Dieser Trend wird sich weiter verstärken.
HEALTHCARE MARKETING: Wie viel Prozent machen
digitale Kanäle bei der Marktforschung aus? Können Sie
den Wandel an einem Beispiel illustrieren?
WARTENBERG: Eine Studie von IMS Health international hat gezeigt, dass im Jahr 2014 global rund drei Prozent
des Werbemittel-Budgets auf digitale Kanäle entfiel. Das ist
noch sehr wenig, aber dieser Bereich ist um über 30 Prozent im Vergleich zum Vorjahr gewachsen. Besonders stark
wächst das Investment in E-Meetings. Gleichzeitig sinken
die Budgets in den klassischen Bereichen wie Außendienstbesuche, Musterabgabe und Präsenz-Meetings.
HEALTHCARE MARKETING: Eine Chance der Digitalisierung liegt im Sammeln und Nutzbarmachen von Daten. Brauchen Unternehmen Marktforscher bald überhaupt noch?
WARTENBERG: Sicher werden in Zukunft immer mehr
Daten gesammelt. Wenn Kunden beispielsweise ein gutes
Multichannel Marketing haben, werden sie die Daten nutzen und versuchen, daraus ihre Schlüsse zu ziehen. Wie oft
hat der Arzt auf meine Webseite geklickt? Hat er das EMailing gelesen? An einem E-Meeting teilgenommen? Welche Themen haben ihn besonders interessiert? Diese Rückmeldungen zu verarbeiten und das Marketing optimal auf
die Zielgruppe abzustimmen, wird sicher ein differenzierender Faktor sein. Aber das wird die Marktforscher nicht
überflüssig machen. Datenanalytik ist sehr komplex und
erfordert sehr spezifisches Wissen. Ich denke, in bestimmten
Bereichen werden Unternehmen auf ihre eigene Expertise
zurückgreifen, wie sie es heute schon tun. Aber wir werden viele Bereiche sehen, in denen Unternehmen auf externe
Analytikexperten zurückgreifen wollen. Gerade, was neue
Fragestellungen angeht, neue Indikationen oder Märkte,
profitieren die Unternehmen davon, dass das Dienstleistungsunternehmen vergleichbare Fragestellungen bereits
beantwortet hat und über die gefragte Expertise verfügt.
HEALTHCARE MARKETING: Wie bewerten Sie den Datenschutz im Vergleich zu anderen Ländern?

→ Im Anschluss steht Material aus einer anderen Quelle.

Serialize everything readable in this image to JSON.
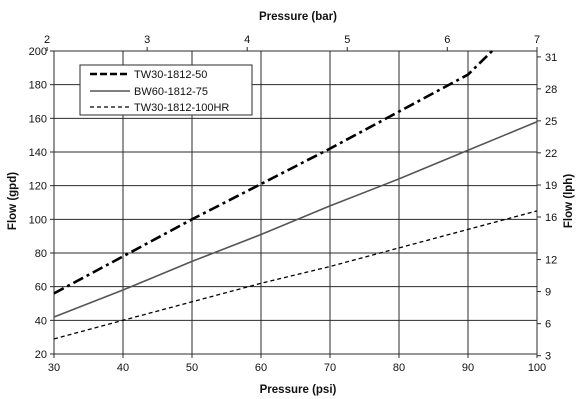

WARTENBERG: Deutschland hat einen besonders hohen
Datenschutzstandard und bewährte gesetzliche Regelungen,
die klare Grenzen aufzeigen. IMS legt diese sogar oft noch
strikter aus als gesetzlich vorgeschrieben. Im Vergleich dazu
gibt es in den USA sehr viel mehr Freiheiten, mit Daten zu arbeiten. Ich bin ein absoluter Verfechter des Datenschutzes, er
bildet die Basis unseres Handelns, wenn es um personenbezogene Gesundheitsdaten geht. Es ist aber auch Teil der Wahrheit, dass über die Analyse großer Mengen pseudonymisierter
Gesundheitsdaten eine Verbesserung der Versorgung erreicht
werden kann. Ist das nicht mehr möglich, werden neue Erkenntnisse nicht mehr hieraus gewonnen werden und es wird
letztlich zu Schädigungen von Patienten kommen. Als Beispiel hierfür seien Pharmakovigilanzstudien auf Basis solcher
Daten genannt, die etwa die Europäische Zulassungsbehörde
durchführt. Die Nutzung von pseudonymen Gesundheitsdaten für breite Wissenschaft und Forschung muss weiterhin
möglich sein. Die im Moment diskutierte Datenschutzgrundverordnung auf EU-Ebene könnte hier zu stark einschränkend wirken, als Kollateralschaden bei der Abwehr von Fehlentwicklungen in der Internetwirtschaft.